Israel's image in Africa is varied, to say the least. To Bible-reading Christian converts, the Israelis are the people of the Book. "So nice to meet you," said a Congolese warmly to one Israeli official visiting Kinshasa. "And how is King David?" In Ethiopia, Uganda and the Congo, where Israel's defense forces conduct military training and operations, Israelis are also the people of the gun. In Ethiopia, they have trained the country's entire security force, including commando units operating against Eritrean rebels hostile to Emperor Haile Selassie. Israeli agents in southwestern Ethiopia direct airdrops to southern Sudan's black rebels in their fight against the Arab-run Khartoum government.

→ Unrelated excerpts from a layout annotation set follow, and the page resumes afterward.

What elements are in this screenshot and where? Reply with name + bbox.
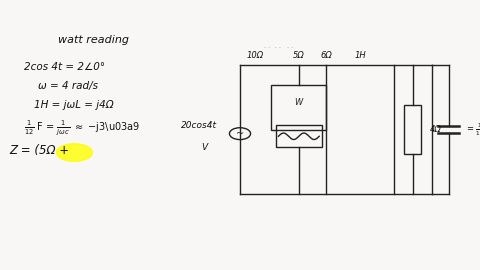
Text: ~: ~ (236, 129, 244, 139)
Text: 1H = jωL = j4Ω: 1H = jωL = j4Ω (34, 100, 113, 110)
Ellipse shape (57, 144, 92, 161)
Text: = $\frac{1}{12}$ F: = $\frac{1}{12}$ F (466, 122, 480, 138)
Text: 6Ω: 6Ω (321, 51, 332, 60)
Text: 5Ω: 5Ω (293, 51, 305, 60)
Bar (404, 105, 421, 154)
Text: 20cos4t: 20cos4t (181, 121, 217, 130)
Text: Z = (5Ω +: Z = (5Ω + (10, 144, 70, 157)
Text: 10Ω: 10Ω (247, 51, 264, 60)
Text: W: W (295, 98, 303, 107)
Text: watt reading: watt reading (58, 35, 129, 45)
Text: 1H: 1H (354, 51, 366, 60)
Text: ω = 4 rad/s: ω = 4 rad/s (38, 81, 98, 91)
Text: $\frac{1}{12}$ F = $\frac{1}{j\omega c}$ $\approx$ $-$j3\u03a9: $\frac{1}{12}$ F = $\frac{1}{j\omega c}$… (24, 118, 140, 137)
Bar (276, 125, 322, 147)
Text: 4Ω: 4Ω (430, 125, 441, 134)
Text: - -  - -   - -: - - - - - - (264, 45, 293, 50)
Text: V: V (201, 143, 207, 152)
Text: 2cos 4t = 2∠0°: 2cos 4t = 2∠0° (24, 62, 105, 72)
Bar (271, 85, 326, 130)
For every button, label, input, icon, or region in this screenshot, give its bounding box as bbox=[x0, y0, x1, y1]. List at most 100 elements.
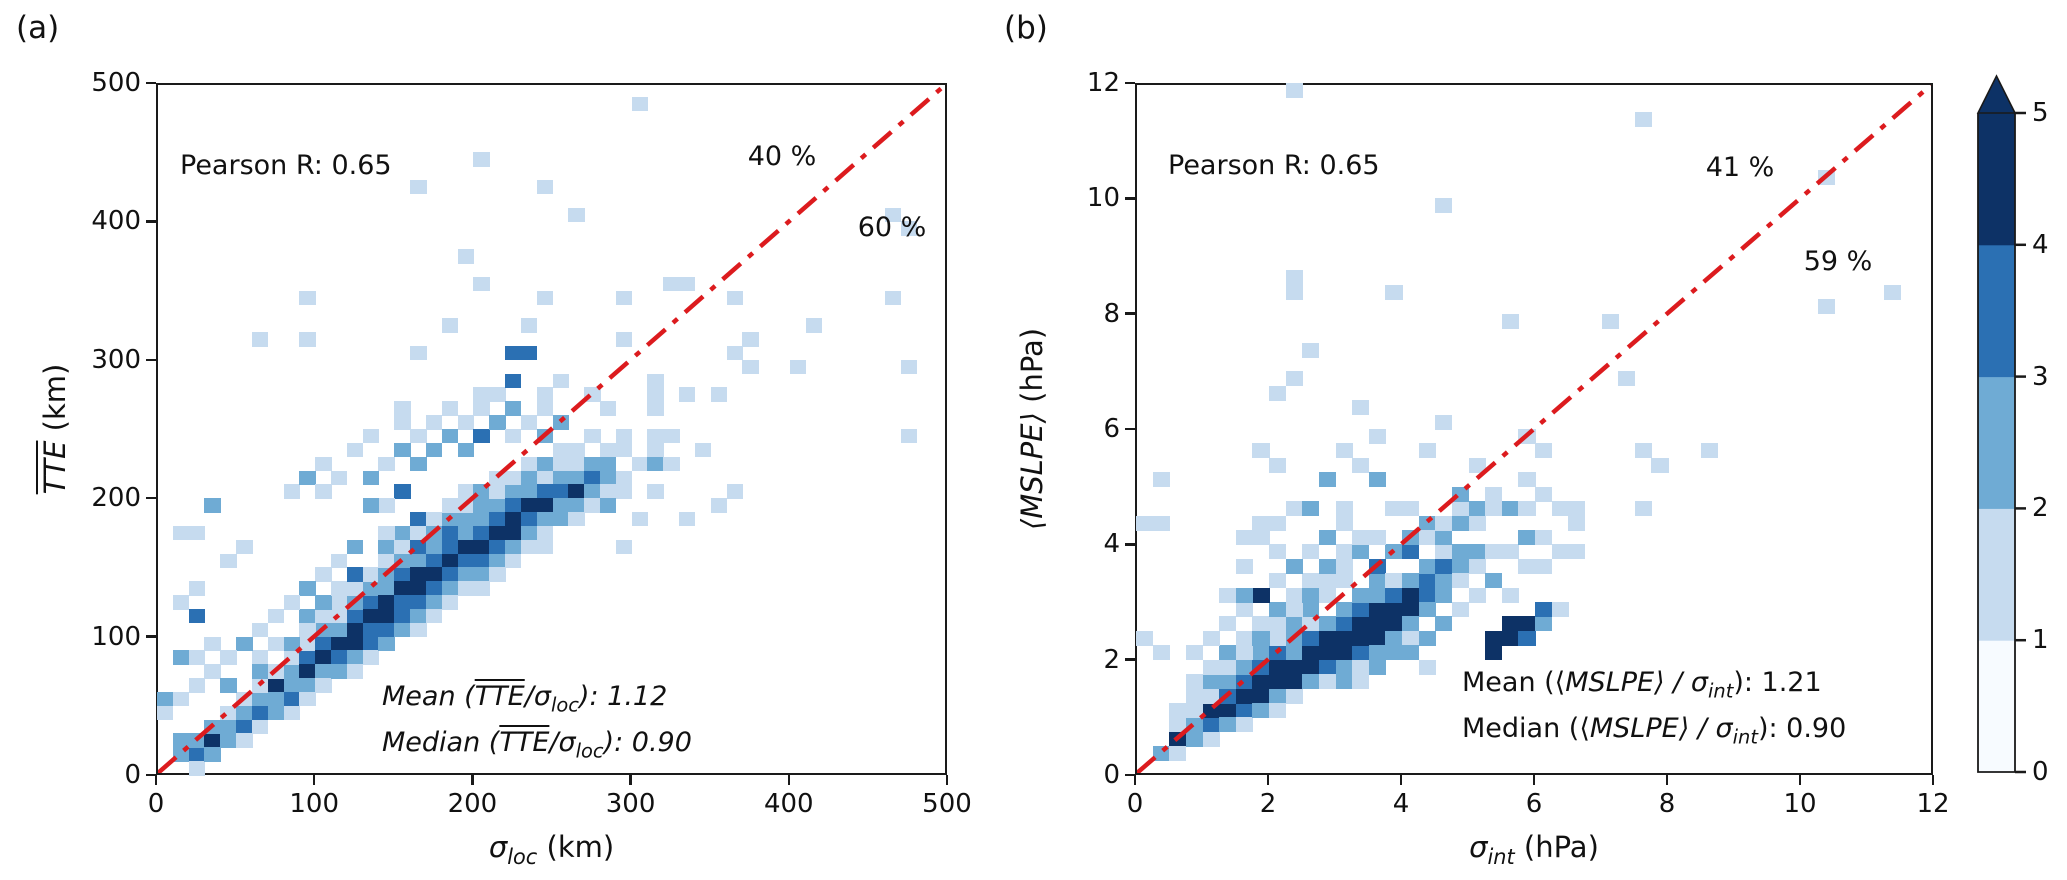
heatmap-cell bbox=[267, 608, 285, 624]
heatmap-cell bbox=[1219, 587, 1237, 603]
panel-b-percent-above-diagonal: 41 % bbox=[1705, 152, 1775, 183]
heatmap-cell bbox=[172, 733, 190, 748]
heatmap-cell bbox=[283, 664, 300, 679]
heatmap-cell bbox=[346, 664, 364, 679]
heatmap-cell bbox=[1468, 558, 1486, 574]
heatmap-cell bbox=[204, 636, 221, 652]
heatmap-cell bbox=[1485, 630, 1503, 646]
heatmap-cell bbox=[599, 484, 617, 499]
heatmap-cell bbox=[441, 525, 459, 541]
heatmap-cell bbox=[520, 345, 538, 361]
heatmap-cell bbox=[536, 512, 554, 527]
heatmap-cell bbox=[425, 539, 443, 555]
heatmap-cell bbox=[394, 567, 411, 582]
heatmap-cell bbox=[283, 678, 300, 693]
heatmap-cell bbox=[251, 622, 269, 638]
heatmap-cell bbox=[267, 691, 285, 707]
heatmap-cell bbox=[457, 484, 474, 499]
y-tick-label: 500 bbox=[91, 68, 141, 98]
heatmap-cell bbox=[1518, 558, 1536, 574]
heatmap-cell bbox=[410, 553, 427, 568]
heatmap-cell bbox=[1318, 630, 1337, 646]
heatmap-cell bbox=[1285, 674, 1303, 690]
heatmap-cell bbox=[315, 650, 332, 665]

The military aid has also made friends for Israel. President Joseph Mobutu of the Congo received his paratroop training and wings in Israel; Uganda's General Idi ("Big Daddy") Amin recently overthrew President Milton Obote with Israeli-advised armed forces. Occasionally, however, such programs give rise to ironic situations. When Arab leaders visit Addis Ababa to attend meetings of the Organization for African Unity, for instance, they are closely guarded by Ethiopian security men who received their training in Israel.